Smishing and Vishing: Explained and Explored
Feb 18, 2021 • Security Magazine
Ransomware attacks, phishing scams, fake news and several other cyberattacks made headlines in 2020. As millions of Americans shifted to remote work for business continuity, cybercriminals sprung into action, evolving their social engineering tactics. When it comes to phishing, Verizon research shows that 85% of phishing attacks are taking place over other channels beyond just email, like messaging, gaming, social and productivity apps. Smishing and vishing are new variants that are fast gaining traction, targeting mobile phones.
Smishing is a phishing scam conducted via Short Message Service (SMS). Crafty phishers send text messages that appear from trusted senders, such as banks and online retailers. Such text messages typically contain URLs or links that trick recipients into visiting websites that download viruses and other forms of malware onto the victim’s mobile device.
The reason why smishing attacks are growing in popularity is because SMS senders are not authenticated beyond phone numbers. Recipients receiving an SMS can only, at best, assume that the phone number is from an authentic source. Even that isn’t a guarantee sometimes because many rogue applications allow senders to send SMS messages from spoofed or borrowed/shared telephone numbers.
Furthermore, SMS itself by design is unauthenticated. This means anyone can send another person an SMS message by simply knowing the recipient’s phone number. As long as the recipient hasn’t stored the sender’s number in their contact list, it will end up looking like any other text message. Additionally, URLs embedded in SMS messages are harder to inspect or verify as legitimate since most are shortened by common URL shorteners.
How Does Smishing Work?
Smishing attacks follow basic social engineering principles and typically work in two stages:
- Bait victim via an SMS: Attacker baits the victim by sending them an SMS containing a false sense of urgency. Examples include unknown service charges, erroneous bank transactions, invoices or online purchases, cash prize winnings, and suspended account reactivation notices.
- Setting the hook: The hook is usually executed via the URL embedded in the actual text message. This entraps victims through solicitation, capture of sensitive information or download of malicious software.
Vishing, a combination of “voice” and “phishing,” is a telephone version of phishing. This technique uses a spoofed caller ID that can make attacks look like they originate from a known number or perhaps an 800-number that might compel someone to answer the phone. Usage of VoIP technology is fairly common in vishing attacks including services like Skype and Zoom.
Vishing attacks are on the rise. This is because commercial and residential VoIP users are not required to provide valid caller ID data, which makes it ideal for committing fraud. The FBI and the Cybersecurity and Infrastructure Security Agency (CISA) issued alerts recently to warn users against the growing threat of vishing attacks. The alert also stated that organized crime rings are compiling dossiers on employees at target companies by scraping information off their public profiles on social media, recruiter tools, open-source research and publicly available background check services. Using this data, attackers initiate contact with targets, often masquerading as someone trustworthy.
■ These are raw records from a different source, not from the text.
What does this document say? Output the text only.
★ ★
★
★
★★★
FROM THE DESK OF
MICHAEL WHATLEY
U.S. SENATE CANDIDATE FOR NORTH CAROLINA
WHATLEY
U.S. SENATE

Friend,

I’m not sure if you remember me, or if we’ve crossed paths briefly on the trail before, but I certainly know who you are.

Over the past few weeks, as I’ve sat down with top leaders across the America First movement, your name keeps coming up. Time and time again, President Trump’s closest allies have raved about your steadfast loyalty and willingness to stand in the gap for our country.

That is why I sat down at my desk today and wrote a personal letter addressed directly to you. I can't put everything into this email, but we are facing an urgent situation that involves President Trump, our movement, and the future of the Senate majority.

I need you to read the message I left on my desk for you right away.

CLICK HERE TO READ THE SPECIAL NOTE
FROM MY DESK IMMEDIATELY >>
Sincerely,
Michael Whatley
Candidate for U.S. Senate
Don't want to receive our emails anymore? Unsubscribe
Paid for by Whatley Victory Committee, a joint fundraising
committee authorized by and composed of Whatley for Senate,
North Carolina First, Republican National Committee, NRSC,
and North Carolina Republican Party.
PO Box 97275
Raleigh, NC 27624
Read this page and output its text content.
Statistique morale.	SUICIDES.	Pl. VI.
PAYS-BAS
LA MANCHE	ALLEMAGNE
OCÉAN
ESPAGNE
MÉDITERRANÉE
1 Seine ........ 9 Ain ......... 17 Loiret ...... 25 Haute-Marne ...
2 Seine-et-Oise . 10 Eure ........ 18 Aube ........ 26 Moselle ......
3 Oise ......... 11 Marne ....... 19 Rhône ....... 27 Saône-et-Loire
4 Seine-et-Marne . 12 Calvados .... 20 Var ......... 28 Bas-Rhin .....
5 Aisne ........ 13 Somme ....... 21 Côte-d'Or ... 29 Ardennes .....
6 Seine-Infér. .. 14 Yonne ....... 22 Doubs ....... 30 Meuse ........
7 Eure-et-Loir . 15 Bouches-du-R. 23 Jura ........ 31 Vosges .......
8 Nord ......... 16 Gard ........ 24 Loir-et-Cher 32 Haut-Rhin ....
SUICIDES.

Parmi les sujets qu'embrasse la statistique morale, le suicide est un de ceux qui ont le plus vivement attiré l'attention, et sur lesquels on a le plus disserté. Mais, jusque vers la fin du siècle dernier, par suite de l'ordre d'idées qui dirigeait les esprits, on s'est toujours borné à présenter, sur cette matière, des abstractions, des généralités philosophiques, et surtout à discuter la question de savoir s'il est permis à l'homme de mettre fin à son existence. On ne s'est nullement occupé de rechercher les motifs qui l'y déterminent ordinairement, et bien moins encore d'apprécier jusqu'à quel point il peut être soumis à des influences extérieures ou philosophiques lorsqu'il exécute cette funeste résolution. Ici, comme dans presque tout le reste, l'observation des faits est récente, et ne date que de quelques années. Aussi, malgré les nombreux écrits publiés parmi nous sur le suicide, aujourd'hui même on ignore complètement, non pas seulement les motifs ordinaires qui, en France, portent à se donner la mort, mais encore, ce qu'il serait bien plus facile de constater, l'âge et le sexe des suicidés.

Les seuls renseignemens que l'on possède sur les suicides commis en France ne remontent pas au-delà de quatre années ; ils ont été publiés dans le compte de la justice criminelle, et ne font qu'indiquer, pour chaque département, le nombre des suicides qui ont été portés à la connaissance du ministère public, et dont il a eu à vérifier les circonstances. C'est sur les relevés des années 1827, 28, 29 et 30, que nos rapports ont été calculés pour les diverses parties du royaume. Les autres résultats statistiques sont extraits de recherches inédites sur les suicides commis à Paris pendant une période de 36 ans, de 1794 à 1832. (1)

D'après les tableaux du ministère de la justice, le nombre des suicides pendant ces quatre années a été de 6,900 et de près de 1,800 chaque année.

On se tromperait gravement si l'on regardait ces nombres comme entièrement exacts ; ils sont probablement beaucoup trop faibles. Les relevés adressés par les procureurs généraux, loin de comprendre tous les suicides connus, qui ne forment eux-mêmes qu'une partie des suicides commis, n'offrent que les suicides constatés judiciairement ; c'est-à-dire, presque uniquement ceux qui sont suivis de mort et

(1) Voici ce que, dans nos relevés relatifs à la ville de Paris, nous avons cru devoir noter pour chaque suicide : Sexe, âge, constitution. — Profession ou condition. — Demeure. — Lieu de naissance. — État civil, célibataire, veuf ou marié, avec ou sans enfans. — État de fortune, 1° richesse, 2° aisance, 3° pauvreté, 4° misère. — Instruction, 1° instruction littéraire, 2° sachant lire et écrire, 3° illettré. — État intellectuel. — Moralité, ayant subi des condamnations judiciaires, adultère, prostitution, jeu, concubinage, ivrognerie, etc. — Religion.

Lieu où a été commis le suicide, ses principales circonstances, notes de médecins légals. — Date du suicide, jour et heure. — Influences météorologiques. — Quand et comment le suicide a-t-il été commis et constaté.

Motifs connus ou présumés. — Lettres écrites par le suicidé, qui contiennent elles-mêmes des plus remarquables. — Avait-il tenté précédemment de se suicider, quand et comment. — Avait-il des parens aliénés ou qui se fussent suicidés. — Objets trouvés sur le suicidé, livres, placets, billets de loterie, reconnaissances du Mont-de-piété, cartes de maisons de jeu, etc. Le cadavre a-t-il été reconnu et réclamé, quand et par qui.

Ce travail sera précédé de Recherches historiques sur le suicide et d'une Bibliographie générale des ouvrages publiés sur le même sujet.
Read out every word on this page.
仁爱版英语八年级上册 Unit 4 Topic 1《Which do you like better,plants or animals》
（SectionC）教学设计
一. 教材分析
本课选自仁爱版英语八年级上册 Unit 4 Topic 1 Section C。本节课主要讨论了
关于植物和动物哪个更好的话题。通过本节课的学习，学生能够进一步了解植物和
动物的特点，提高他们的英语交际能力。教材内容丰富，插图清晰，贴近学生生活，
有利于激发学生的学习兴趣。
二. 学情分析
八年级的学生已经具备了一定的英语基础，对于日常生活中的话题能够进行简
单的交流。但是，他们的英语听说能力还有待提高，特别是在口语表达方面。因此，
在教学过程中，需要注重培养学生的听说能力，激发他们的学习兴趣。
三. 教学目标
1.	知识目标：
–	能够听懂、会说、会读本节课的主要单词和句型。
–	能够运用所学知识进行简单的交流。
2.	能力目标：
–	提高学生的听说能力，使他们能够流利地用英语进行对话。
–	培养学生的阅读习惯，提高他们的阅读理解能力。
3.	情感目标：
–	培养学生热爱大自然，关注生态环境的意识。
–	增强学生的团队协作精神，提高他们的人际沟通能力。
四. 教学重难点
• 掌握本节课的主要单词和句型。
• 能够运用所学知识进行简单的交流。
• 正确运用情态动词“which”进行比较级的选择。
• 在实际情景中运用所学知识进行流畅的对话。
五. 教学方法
Since the targets do not have time to think the situation through or verify the identity of the attacker, they usually end up falling victim by revealing sensitive information.
Potential consequences of vishing attacks include eavesdropping, unauthorized access to billing or credit card information, voicemail overloading (or junk voicemails), and phone number harvesting (method to collect valid phone numbers).
How Does Vishing Work?
Vishing is nearly identical to other forms of phishing; it’s mainly the delivery mechanism that’s different; in this case, voice-based telephony.
- Bait the victims via a call: Scammers start by spoofing their caller ID, so they appear to be calling from a local area code or a trusted business. Emotional appeals, sense of urgency, and timing work exactly the same way as other forms of phishing.
- Setting the hook: Attackers may use callback numbers and automated recordings as the hook. Victims take the bait, dial the callback number, listen to the recording, and reveal sensitive or personal information. Large-scale operations could go to the extent of employing an answering service or a call center to emulate a trusted source.
How You Can Stay Protected
Combating online scams is a joint responsibility for both governments and citizens alike. While international governments are tightening their grip on scammers — Interpol recently cracked down on almost 20,000 scammers associated with smishing and vishing — responsible parties must exercise caution and steer clear from smishing and vishing scams:
- Use common sense: Stop and think before taking action. Limit your online profile and do not share sensitive information like phone numbers on public platforms.
- Trust no one: Do not click, call back or download from any SMS links. Don’t fill out forms or provide credit card numbers without proper validation.
- Don’t Call Unknown Phone Numbers: Calling back gives attackers your phone number. Once a scammer has your number, you could end up getting several rogue SMS messages and malicious voice phone calls.
- Ignore and flag suspicious texts and calls: Any unexpected text or call requesting an action should be regarded as suspicious unless proven legitimate. Remember that caller IDs can be faked.
- Raise security awareness in your business: Using phishing simulation exercises, train your staff to recognize scams and help protect your business, employees, partners and customers from fraud.
- Report: The Federal Trade Commission makes it easy to report telephone scams.